Dear reader,
I recently moved out of my apartment. I hope this has added even the most troublesome papers on DIY organizing to your reading list. How did the “life-changing magic” of tidying pass me through completely?
Perhaps one of the neat and cheerful manifestos of Scandinavian and Japan taught me something about writing more neatly. Unfortunately, in that field, minimalism is generally not my bag, like home decoration. Give me a lily. Sing to me a song of gorgeous writing, semicolons and fat, enveloping the horns like an overgrown houseplant. Run my windy paragraph for free, like the kitchen drawyer storage in expired covid tests and outdated technology (hello, sweet blackberry)!
In the cold light of a moving truck, I finally found some fortitude. Still, all the actual houseplants survived the purge, and the works of two authors whose prose style evoke the unique whims of Swedish death cleaning. I like to think that both have gorgeous living rooms.
– Lee
“The Story of a Woman,” by Annie Elneau
Non-fiction, 1988
Ernau's Lean Requiem – translated from France by Tanya Leslie – begins with Hegel's quote about the nature of human suffering and the calls from a nursing home in a hospital outside of Paris.
The following are reported in pure observation mode: The body is wrapped in gauze “like a small mummy.” Co's choice (oak, mauve lining); inconspicuous service (Gusty Rain, Prerecorded Organ Music, then lunch at an indifferent restaurant). “It's all,” she said calmly, “It's definitely over.”
Still, for the next few days, Elnaud often crying for no reason, realizing that he had forgotten the simple order of things. She had trouble reading and peeling off the vegetables properly. A few weeks after the funeral, she wrote the life of “the only woman who really meant something to me” and wrote herself forensically, not (Quelle Horreur).
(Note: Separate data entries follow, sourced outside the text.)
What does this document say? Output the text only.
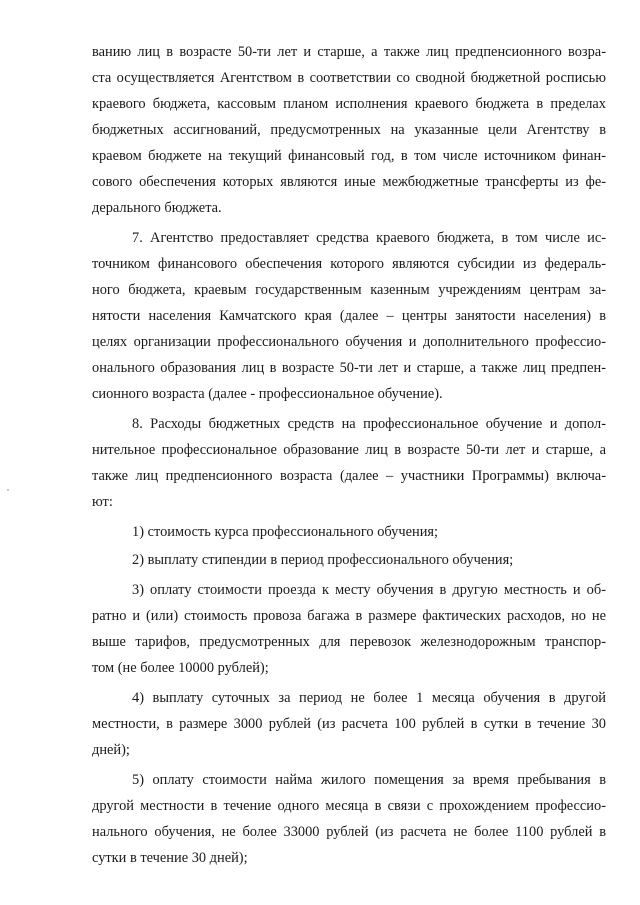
ванию лиц в возрасте 50-ти лет и старше, а также лиц предпенсионного возра-
ста осуществляется Агентством в соответствии со сводной бюджетной росписью
краевого бюджета, кассовым планом исполнения краевого бюджета в пределах
бюджетных ассигнований, предусмотренных на указанные цели Агентству в
краевом бюджете на текущий финансовый год, в том числе источником финан-
сового обеспечения которых являются иные межбюджетные трансферты из фе-
дерального бюджета.
7. Агентство предоставляет средства краевого бюджета, в том числе ис-
точником финансового обеспечения которого являются субсидии из федераль-
ного бюджета, краевым государственным казенным учреждениям центрам за-
нятости населения Камчатского края (далее – центры занятости населения) в
целях организации профессионального обучения и дополнительного профессио-
онального образования лиц в возрасте 50-ти лет и старше, а также лиц предпен-
сионного возраста (далее - профессиональное обучение).
8. Расходы бюджетных средств на профессиональное обучение и допол-
нительное профессиональное образование лиц в возрасте 50-ти лет и старше, а
также лиц предпенсионного возраста (далее – участники Программы) включа-
ют:
1) стоимость курса профессионального обучения;
2) выплату стипендии в период профессионального обучения;
3) оплату стоимости проезда к месту обучения в другую местность и об-
ратно и (или) стоимость провоза багажа в размере фактических расходов, но не
выше тарифов, предусмотренных для перевозок железнодорожным транспор-
том (не более 10000 рублей);
4) выплату суточных за период не более 1 месяца обучения в другой
местности, в размере 3000 рублей (из расчета 100 рублей в сутки в течение 30
дней);
5) оплату стоимости найма жилого помещения за время пребывания в
другой местности в течение одного месяца в связи с прохождением профессио-
нального обучения, не более 33000 рублей (из расчета не более 1100 рублей в
сутки в течение 30 дней);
We learn that Elnaux's mother, the fourth-born in a family of six of farm workers and weavers, escaped from intense poverty but embraced her Catholicism. She managed to start a small grocery store and lost her eldest son to Diffteria at 6am. She occasionally slapped her second and last child, Annie, across the face, but poured her hopes and desires onto her. And before dementia took her heart, she was already lost a bit, caught up in old rules about age and class, and seemed unsuitable for the empty time of retirement.
I was able to throw some adjectives at you about the intentional austerity of “Women's Stories.” My pockets are filled with a lot of gorgeous things that Elnaud definitely disliked – I like the overalls of my colleague Dwight Garner the best. This bike is built for speed, but it holds almost everything.
Read it if you like: Chantal Akelman films, Midlife Crisis, let people talk about their own abilities at parties.
Available: Seven Stories Press, or Normandy's underrated Airbnb nightstand.
“My Death” by Lisa Tuttle
Fiction, 2004
Appreciation for the clever people in New York chose a cover illustration by late feminist artist and occultist Marjorie Cameron for the recent reissue of Lisa Tuttle's creepy mystery of “My Death.”
Initially, Cameron's two shaggy, savory sketches of her hairy two look like her beast trapped in some kind of pagan tango.
However, when the novel's nameless narrator goes to Edinburgh to meet with his agents and first stops at the National Gallery, the presence of his favorite old painting by a (fictional) portraitist tells the story of Logan's longtime lover and the muse Helen Elizabeth Ralston.
Like the narrator, Ralston was an ambitious young American who came to England in search of art and adventure, staying for at least an older, more skilled man. Now in the 90s she is still alive and lives nearby. She also knows her aspiring biographer and is very happy to speak.
That's when “My Death” began to become glorious and strange in a way that would more than justify the intertwined figures on the cover. Don't expect a big impact. Tuttle – She herself is a native Texan who moved to England in the 80s, and has a quieter, more creepy sensibility. Her voice from the beginning is straightforward, conversational and almost annoying, but the obvious plains of the story bloom in something strange and doubled somewhere between Hitchcock and “The Hanging Rock Picnic.” I finished it properly on a stormy night and had a strange dream.
Read if you like: Lochs, Shirley Jackson, Catch your reflections in strange places.
Available from NYRB reissue.
Why…
Ride along Rachel Cask's French Vision Quest.
Are you leaning on speculative horrors with a more doubling of Helen Phillips' excellent 2019 novel The Need this time with a mother twist?
Read fond memories of Lisa Tuttle's 1970s friendship with George R.R. Martin. Only eyewear is very groovy.